Appellant assigned as error the exclusion, by the lower court, of evidence concerning the propriety of providing a bridge or an apron across the space into which she fell. Objection to appellant's questions on this point were sustained on the theory that it was improper for her to introduce such evidence unless she first proved the existence of a general practice of providing such bridges or aprons. The ruling of the lower court upon this question was correct. See Kilbride v. Carbon Dioxide & Magnesia Co., 201 Pa. 552, 556, 557, 51 A. 347, 348, 88 Am. St. Rep. 829.
Reversed.
[*] Writ of certiorari denied 59 S. Ct. 488, 83 L.Ed. ___.
[1] Paxson v. Davis, 62 App.D.C. 146, 65 F.2d 492, certiorari denied, 290 U.S. 643, 54 S. Ct. 61, 78 L. Ed. 558; Rubenstein v. Williams, 61 App.D.C. 266, 61 F.2d 575; Restatement, Conflict of Laws (1934) §§ 378, 379, 595. See, also, Cuba R. Co. v. Crosby, 222 U.S. 473, 32 S. Ct. 132, 56 L. Ed. 274, 38 L.R.A., N.S., 40; Young v. Masci, 289 U.S. 253, 258, 53 S. Ct. 599, 77 L. Ed. 1158, 88 A.L.R. 170; Benton v. Safe Dep. Bank of Pottsville, 255 N.Y. 260, 265, 174 N.E. 648, 649.
[2] Singer v. Messina, 312 Pa. 129, 167 A. 583, 89 A.L.R. 1271; Savannah, Florida & Western Ry. Co. v. Evans, 115 Ga. 315, 41 S.E. 631, 90 Am. St. Rep. 116; Restatement, Conflict of Laws (1934) § 585.
[3] Restatement, Conflict of Laws (1934) §§ 380, 594, 595. Cf. § 380(2).
[4] See Jackson v. Capital Transit Co., 69 App.D.C. 147, 99 F.2d 380, and authorities there cited.

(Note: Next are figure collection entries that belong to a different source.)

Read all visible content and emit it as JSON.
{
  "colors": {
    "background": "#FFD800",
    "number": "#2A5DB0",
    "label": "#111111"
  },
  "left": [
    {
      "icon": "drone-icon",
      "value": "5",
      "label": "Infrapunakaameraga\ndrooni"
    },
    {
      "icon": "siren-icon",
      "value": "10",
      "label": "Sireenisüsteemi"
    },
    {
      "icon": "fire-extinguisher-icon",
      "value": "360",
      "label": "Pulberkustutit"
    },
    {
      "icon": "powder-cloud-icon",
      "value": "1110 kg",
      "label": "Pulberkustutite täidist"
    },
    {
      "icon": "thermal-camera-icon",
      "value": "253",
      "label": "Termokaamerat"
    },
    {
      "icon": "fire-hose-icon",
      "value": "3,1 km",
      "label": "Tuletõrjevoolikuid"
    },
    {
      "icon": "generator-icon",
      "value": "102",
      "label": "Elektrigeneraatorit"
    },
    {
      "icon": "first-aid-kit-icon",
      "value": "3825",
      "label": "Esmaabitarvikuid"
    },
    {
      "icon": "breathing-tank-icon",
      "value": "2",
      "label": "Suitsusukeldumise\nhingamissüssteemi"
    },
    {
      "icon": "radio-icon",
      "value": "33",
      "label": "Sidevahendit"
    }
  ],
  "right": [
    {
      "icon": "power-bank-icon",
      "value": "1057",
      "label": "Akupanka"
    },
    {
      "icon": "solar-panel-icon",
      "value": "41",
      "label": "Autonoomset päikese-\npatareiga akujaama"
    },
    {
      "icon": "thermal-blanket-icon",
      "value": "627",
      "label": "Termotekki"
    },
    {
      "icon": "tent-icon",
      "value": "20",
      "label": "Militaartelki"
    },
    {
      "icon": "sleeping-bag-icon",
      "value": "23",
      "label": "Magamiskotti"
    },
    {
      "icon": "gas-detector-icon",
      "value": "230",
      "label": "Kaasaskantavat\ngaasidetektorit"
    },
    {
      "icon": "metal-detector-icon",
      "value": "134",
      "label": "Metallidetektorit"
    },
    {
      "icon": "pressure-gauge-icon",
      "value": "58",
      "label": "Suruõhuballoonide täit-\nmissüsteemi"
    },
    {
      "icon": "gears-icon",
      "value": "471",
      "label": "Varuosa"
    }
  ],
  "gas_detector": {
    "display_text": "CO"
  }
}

[5] If the law of the forum makes it a condition of maintaining an action that the party bringing the action show himself free from fault, the condition must be fulfilled, although there is no such requirement in the state where the cause of action arose. Restatement, Conflict of Laws (1934) § 601. However, the law of the District of Columbia does not require either allegation or proof of absence of fault. That is a matter of defense. Atchison v. Wills, 21 App.D.C. 548. See Rule 8(c), Federal Rules of Civil Procedure, 28 U.S.C.A. following section 723c.
[6] Pennsylvania R. Co. v. Rogers, 3 Cir., 244 F. 76; Davis v. Olson, 8 Cir., 298 F. 921.
[7] Mosheuvel v. District of Columbia, 191 U.S. 247, 24 S. Ct. 57, 48 L. Ed. 170; Walker v. Dante, 61 App.D.C. 175, 177, 58 F.2d 1076, 1078; Bloomer v. Snellenburg, 221 Pa. 25, 69 A. 1124, 21 L.R. A., N.S., 464.
[8] Cf. Twersky v. Pennsylvania R. Co., 261 Pa. 6, 104 A. 63.
[9] Singer v. Messina, 312 Pa. 129, 167 A. 583, 89 A.L.R. 1271; Rastede v. Chicago, St. P., M. & O. Ry. Co., 203 Iowa 430, 212 N.W. 751; Ferguson v. Harder, 141 Misc. 466, 252 N.Y.S. 783.